I loved this fascinating poem!
|
|
Jimmy
New Member
Posts: 44
|
Post by Jimmy on Jan 24, 2019 7:08:57 GMT -5
I just realized this, too: she isn’t able at first to sing about the fox but in the end she does sing a very different kind of song than what she intended. This in a away enacts the process of discovery in writing poems!
|
|
|
Post by lildawnrae on Jan 24, 2019 13:48:06 GMT -5
I think the idea of the other vanishing is the way the physical world works. Every thing we know or see, we know from the state of our bodies. Simply I'm cool, I think you must need a sweater. We can imagine the other, but it's still our own bodies we experience.
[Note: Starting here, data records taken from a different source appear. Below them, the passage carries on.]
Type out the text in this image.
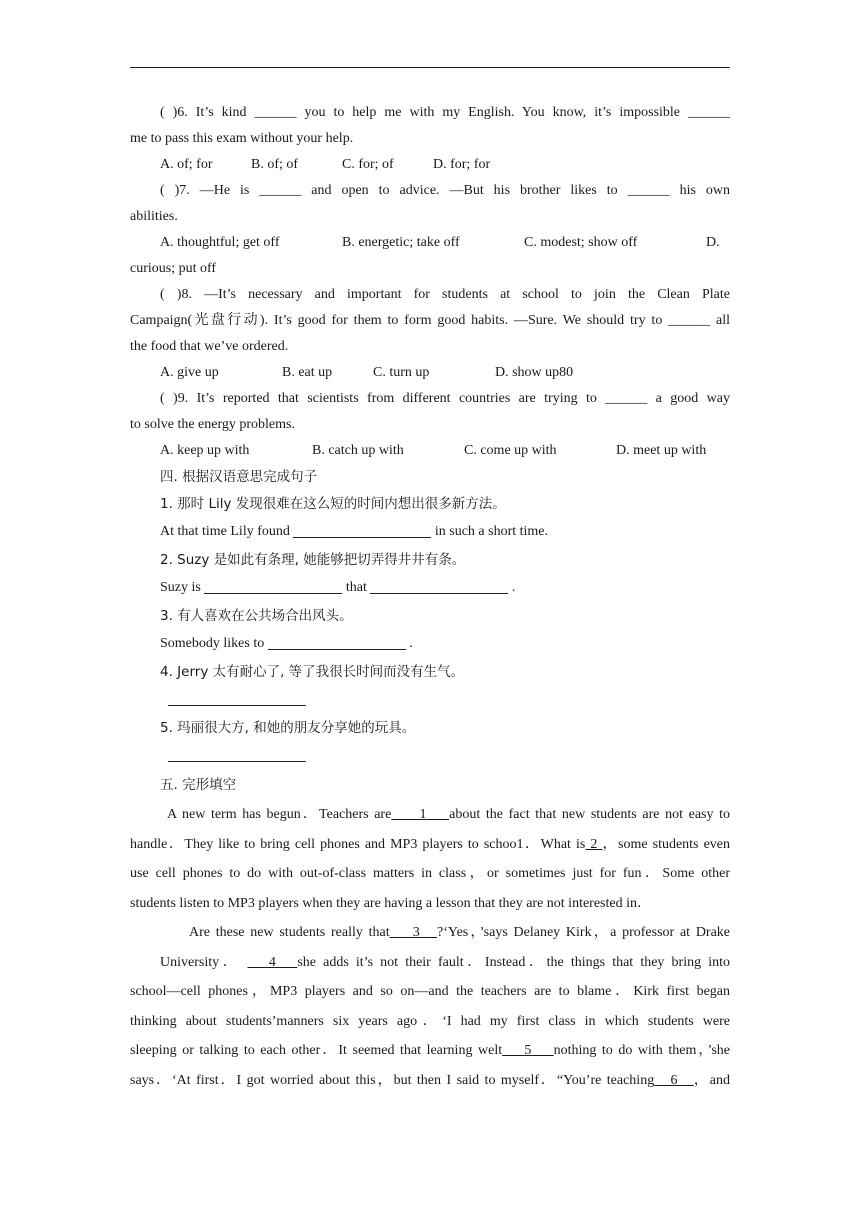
( )6. It’s kind ______ you to help me with my English. You know, it’s impossible ______

me to pass this exam without your help.

A. of; for	B. of; of	C. for; of	D. for; for

( )7. —He is ______ and open to advice. —But his brother likes to ______ his own

abilities.

A. thoughtful; get off	B. energetic; take off	C. modest; show off	D.

curious; put off

( )8. —It’s necessary and important for students at school to join the Clean Plate

Campaign(光盘行动). It’s good for them to form good habits. —Sure. We should try to ______ all

the food that we’ve ordered.

A. give up	B. eat up	C. turn up	D. show up80

( )9. It’s reported that scientists from different countries are trying to ______ a good way

to solve the energy problems.

A. keep up with	B. catch up with	C. come up with	D. meet up with

四. 根据汉语意思完成句子

1. 那时 Lily 发现很难在这么短的时间内想出很多新方法。

At that time Lily found	in such a short time.

2. Suzy 是如此有条理, 她能够把切弄得井井有条。

Suzy is	that	.

3. 有人喜欢在公共场合出风头。

Somebody likes to	.

4. Jerry 太有耐心了, 等了我很长时间而没有生气。

5. 玛丽很大方, 和她的朋友分享她的玩具。

五. 完形填空

A new term has begun．Teachers are 1 about the fact that new students are not easy to

handle．They like to bring cell phones and MP3 players to schoo1．What is 2 ，some students even

use cell phones to do with out-of-class matters in class，or sometimes just for fun．Some other

students listen to MP3 players when they are having a lesson that they are not interested in．

Are these new students really that 3 ?‘Yes，’says Delaney Kirk，a professor at Drake

University． 4 she adds it’s not their fault．Instead．the things that they bring into

school—cell phones，MP3 players and so on—and the teachers are to blame．Kirk first began

thinking about students’manners six years ago．‘I had my first class in which students were

sleeping or talking to each other．It seemed that learning welt 5 nothing to do with them，’she

says．‘At first．I got worried about this，but then I said to myself．“You’re teaching 6 ，and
For me, the end of the poem celebrates this paradox. We can imagine that wild physical world with extreme empathy, metaphor, whatever our attempt to bridge the gap between us and the other it might be. At that point we're bounced back into our natural solitary state.
I think the sense of mortality (I who was leaving) gives this poem extra power. There's no imagined life beyond this one. The stars are hot but emotionally cold. The universe is "appointed" which I think means orderly, but it isn't kind.
|
|
|
Post by Gerry on Jan 24, 2019 14:01:50 GMT -5
Jimmy, yes, the poem is a "sweet song" but not about the fox's perseverance. Yet, by singing it, the fox perseveres.
|
|
|
Post by Gerry on Jan 24, 2019 14:05:15 GMT -5
I think it's easy to read Oliver's reclusivity as a kind of elitism.
I want to say something about the phrase ""appointed fires" in the last stanza; it should be noted that the one who "appoints" them is the poet. Can we read this poem, based on her desire to sing a song for the fox, as a kind of ars poetica, as poem about writing poems? Consider: we find something in the natural world--in this case, a dead fox--and then we attempt to touch it; this doesn't have to be a physical contact, but the psychic contact of metaphor, etc.